Stalking is a common domestic violence charge in New Mexico. The definition of stalking under the New Mexico statutes is fairly broad allowing prosecutors great latitude in bringing stalking charges.
Under the statute, stalking is defined to include any of the following acts on more than one occasion:
1) following a person in a place other than the residence of the alleged stalker,
2) placing another under surveillance by being present outside the person‘s residence, school, workplace or motor vehicle or any other place frequented by that person, other than the residence e of the alleged stalker, or
3) harassing another person.
Each and every element of the definition can be read very broadly to include some fairly innocuous behavior. A first time stalking offense is a misdemeanor. Under the prior law, a 3rd offense was a 4th degree felony.
However, due to the growing concern with domestic violence, the law was amended in 1997 to make a second offense a 4th degree felony. In addition, aggravated stalking may be charged for knowingly violating a protective order or no contact order.
Aggravated stalking is also a 4th degree felony. Aggravated stalking consists of knowingly violating protective order, violating a no contact order under conditions of release, stalking while in possession of a deadly weapon, or stalking a person under 16 years of age.
A 4th degree felony carries very serious penalties with possible jail time of 18 months and fines up to $5000 for each count. Most prosecutors will charge the offense of aggravated stalking only in cases involving real and serious danger to a victim. Others may err on the side of caution and charge it whenever the statute allows. Then there are those prosecutors that will charge everything conceivably possible under the alleged facts in order to gain strategic advantage. And felony charges most definitely place enormous plea pressure on a defendant due to the great risks associated with conviction.
To avoid any risk of charges for aggravated stalking, a person under a protective order or no contact order should have absolutely no contact with the alleged victim of any kind. This means avoiding contact even when the alleged victim initiates the contact. Charges under these circumstances are far too common.
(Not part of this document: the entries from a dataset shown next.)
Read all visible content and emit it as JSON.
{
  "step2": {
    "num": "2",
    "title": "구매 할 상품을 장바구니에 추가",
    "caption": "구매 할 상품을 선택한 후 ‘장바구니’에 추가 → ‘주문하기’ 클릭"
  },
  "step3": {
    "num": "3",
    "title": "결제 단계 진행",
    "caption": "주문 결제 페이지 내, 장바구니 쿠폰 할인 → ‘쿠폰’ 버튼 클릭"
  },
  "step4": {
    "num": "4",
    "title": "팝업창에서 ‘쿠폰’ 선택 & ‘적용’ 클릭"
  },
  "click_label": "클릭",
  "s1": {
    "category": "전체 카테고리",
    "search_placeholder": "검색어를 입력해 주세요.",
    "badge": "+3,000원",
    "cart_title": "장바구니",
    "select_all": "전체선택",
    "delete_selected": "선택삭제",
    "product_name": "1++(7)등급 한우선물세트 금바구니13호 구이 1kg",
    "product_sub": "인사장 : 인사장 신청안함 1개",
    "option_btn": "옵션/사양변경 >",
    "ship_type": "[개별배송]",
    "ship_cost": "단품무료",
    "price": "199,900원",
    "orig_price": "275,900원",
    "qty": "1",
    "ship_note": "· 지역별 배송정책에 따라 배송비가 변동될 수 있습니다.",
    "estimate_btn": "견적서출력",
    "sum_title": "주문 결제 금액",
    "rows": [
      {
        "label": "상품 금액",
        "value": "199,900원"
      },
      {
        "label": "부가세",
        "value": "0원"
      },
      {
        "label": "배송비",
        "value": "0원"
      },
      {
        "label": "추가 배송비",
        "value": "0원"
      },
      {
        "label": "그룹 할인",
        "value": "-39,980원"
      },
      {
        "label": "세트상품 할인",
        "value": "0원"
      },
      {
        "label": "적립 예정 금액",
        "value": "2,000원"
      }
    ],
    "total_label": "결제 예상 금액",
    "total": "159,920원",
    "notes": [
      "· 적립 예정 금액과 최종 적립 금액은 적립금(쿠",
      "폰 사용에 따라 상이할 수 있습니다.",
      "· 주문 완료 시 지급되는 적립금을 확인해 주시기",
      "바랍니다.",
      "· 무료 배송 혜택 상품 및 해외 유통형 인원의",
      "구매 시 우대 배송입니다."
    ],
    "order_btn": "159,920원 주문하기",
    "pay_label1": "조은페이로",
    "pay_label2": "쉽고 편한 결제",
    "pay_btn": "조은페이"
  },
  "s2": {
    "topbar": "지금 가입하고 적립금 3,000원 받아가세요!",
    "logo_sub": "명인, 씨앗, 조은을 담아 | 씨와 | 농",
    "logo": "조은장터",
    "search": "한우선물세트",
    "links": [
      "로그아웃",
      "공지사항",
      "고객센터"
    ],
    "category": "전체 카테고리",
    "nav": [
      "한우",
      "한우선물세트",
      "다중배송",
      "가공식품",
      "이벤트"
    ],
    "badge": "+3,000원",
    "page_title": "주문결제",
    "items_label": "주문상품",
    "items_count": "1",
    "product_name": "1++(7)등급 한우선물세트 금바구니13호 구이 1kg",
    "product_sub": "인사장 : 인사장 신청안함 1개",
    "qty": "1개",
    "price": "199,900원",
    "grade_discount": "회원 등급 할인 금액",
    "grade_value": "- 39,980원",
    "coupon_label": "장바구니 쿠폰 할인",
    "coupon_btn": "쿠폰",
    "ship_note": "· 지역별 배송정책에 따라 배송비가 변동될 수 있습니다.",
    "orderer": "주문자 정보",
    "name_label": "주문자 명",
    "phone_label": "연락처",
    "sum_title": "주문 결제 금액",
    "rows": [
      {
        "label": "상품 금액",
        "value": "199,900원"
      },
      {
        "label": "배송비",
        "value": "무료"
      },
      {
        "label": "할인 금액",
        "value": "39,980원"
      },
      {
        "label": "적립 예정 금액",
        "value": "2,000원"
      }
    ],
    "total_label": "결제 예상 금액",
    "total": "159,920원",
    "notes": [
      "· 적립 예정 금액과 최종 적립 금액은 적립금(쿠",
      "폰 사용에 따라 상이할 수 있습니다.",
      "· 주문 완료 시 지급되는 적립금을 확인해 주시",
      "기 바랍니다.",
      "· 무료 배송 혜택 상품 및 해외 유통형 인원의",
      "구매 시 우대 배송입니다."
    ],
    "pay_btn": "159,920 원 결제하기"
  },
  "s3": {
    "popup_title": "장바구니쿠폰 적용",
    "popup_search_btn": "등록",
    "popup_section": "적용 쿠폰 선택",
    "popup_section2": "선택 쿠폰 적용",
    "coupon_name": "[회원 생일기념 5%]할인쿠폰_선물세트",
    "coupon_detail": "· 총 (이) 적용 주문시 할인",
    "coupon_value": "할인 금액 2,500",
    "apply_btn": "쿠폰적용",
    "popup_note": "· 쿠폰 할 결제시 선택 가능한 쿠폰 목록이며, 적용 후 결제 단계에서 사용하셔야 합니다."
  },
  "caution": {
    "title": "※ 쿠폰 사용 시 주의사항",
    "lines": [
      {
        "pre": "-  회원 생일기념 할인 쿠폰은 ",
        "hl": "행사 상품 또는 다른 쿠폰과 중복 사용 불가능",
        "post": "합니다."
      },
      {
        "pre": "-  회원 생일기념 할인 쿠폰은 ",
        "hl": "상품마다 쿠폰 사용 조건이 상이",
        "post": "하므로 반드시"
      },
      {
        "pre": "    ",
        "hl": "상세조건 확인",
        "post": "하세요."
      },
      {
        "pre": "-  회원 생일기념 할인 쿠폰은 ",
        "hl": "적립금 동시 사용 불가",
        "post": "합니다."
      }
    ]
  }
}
The statute reads that a mutual violation “may” constitute a defense. Thus, a mutual violation is not an absolute defense. Nor does a mutual violation prevent the charges from being filed.
In short, it is highly inadvisable to test the boundaries of the statute. In a case of alleged domestic violence or stalking, the defendant should either stay away from the victim, or get the protective order or no contact order lifted. Any other course of action is extremely risky carrying very serious felony consequences.